I am thinking about writing an easy key/value store having a file architecture much like CouchDB, i.e. an append-only b+tree.

I have read everything I'm able to find on B+trees as well as everything I'm able to find on CouchDB's internals, however i haven't had time for you to work all things in the origin code (being in an exceedingly different language causes it to be a unique project on its own).

So I've got a question concerning the sizing the of B+tree nodes that is: given key-length is variable, is it more beneficial to help keep the nodes exactly the same length (in bytes) or is it more beneficial to provide them exactly the same quantity of secrets/child-pointers no matter how large they become?

I understand that in conventional databases the B+tree nodes are stored in a fixed length in bytes (e.g. 8K) because space within the documents is handled in fixed size pages. However in an append-only file plan in which the documents could be any length and also the up-to-date tree nodes are written after, there appears to become no benefit to getting a set-size node.

The aim of a b --tree would be to minimize the amount of disk accesses. When the file system cluster dimensions are 4k, then your ideal size for that nodes is 4k. Also, the nodes ought to be correctly aligned. A misaligned node may cause two groupings to become read, reducing performance.

Having a log based storage plan, selecting a 4k node dimensions are most likely the worst choice unless of course gaps are produced within the log to enhance alignment. Otherwise, 99.98% of times one node is saved on two groupings. Having a 2k node size, the chances of the happening are simply under 50%. However, there's an issue with a little node size: average height from the b-tree is elevated and also the time spent reading through a disk cluster isn't fully utilized.

Bigger node dimensions lessen the height from the tree, however they too increase the amount of disk accesses. Bigger nodes may also increase the overhead of maintaining the records inside the node. Make a b-tree in which the node dimensions are big enough to encapsulate the whole database. You need to embed a much better data structure inside the node itself, possibly another b-tree?

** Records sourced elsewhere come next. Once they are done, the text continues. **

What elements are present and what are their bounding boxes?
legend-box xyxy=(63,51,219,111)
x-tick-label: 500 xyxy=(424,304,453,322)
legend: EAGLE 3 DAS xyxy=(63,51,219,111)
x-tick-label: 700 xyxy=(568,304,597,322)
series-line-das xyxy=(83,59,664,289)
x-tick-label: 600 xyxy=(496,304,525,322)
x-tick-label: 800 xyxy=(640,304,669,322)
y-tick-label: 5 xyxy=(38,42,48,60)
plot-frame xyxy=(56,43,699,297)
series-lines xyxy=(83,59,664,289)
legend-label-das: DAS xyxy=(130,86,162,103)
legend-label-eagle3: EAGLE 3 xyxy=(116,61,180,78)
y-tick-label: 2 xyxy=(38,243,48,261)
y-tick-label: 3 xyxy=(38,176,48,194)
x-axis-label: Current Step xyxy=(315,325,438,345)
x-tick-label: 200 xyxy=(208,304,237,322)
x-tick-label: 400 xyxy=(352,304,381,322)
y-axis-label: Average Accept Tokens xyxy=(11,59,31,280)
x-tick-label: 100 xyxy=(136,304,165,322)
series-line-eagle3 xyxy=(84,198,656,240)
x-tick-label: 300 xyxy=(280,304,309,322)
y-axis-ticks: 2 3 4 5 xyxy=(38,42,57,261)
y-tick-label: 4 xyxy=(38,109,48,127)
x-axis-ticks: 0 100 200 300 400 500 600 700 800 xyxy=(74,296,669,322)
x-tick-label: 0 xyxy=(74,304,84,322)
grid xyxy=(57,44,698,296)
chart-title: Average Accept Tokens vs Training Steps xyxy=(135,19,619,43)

I spent a while prototyping a b --tree implementation over an append-only log format and finally declined the idea altogether. To pay for performance deficits because of node/cluster imbalance, you must have a really large cache. A classical storage approach could make better utilisation of the RAM.

The ultimate blow was after i examined the performance of at random-purchased card inserts. This kills performance associated with a disk-backed storage system, but log based formats suffer a lot more. A write of the littlest entry forces several nodes to become written towards the log, and also the internal nodes are invalidated soon after being written. Consequently, the log quickly fills track of garbage.

BerkeleyDB-JE (BDB-JE) can also be log based, and that i analyzed its performance qualities too. It suffers exactly the same problem that my prototype did -- rapid accumulation of garbage. BDB-JE has several "cleaner" threads which re-append making it through records towards the log, however the random order is maintained. Consequently, the brand new "clean" records have previously produced log files filled with garbage. The general performance from the system degrades to the stage the only factor running may be the cleaner, and it is hogging all system assets.

Log based formats are extremely attractive because it's possible to rapidly implement a strong database. The Achilles heel may be the cleaner, that is non-trivial. Caching methods will also be tricky to obtain right.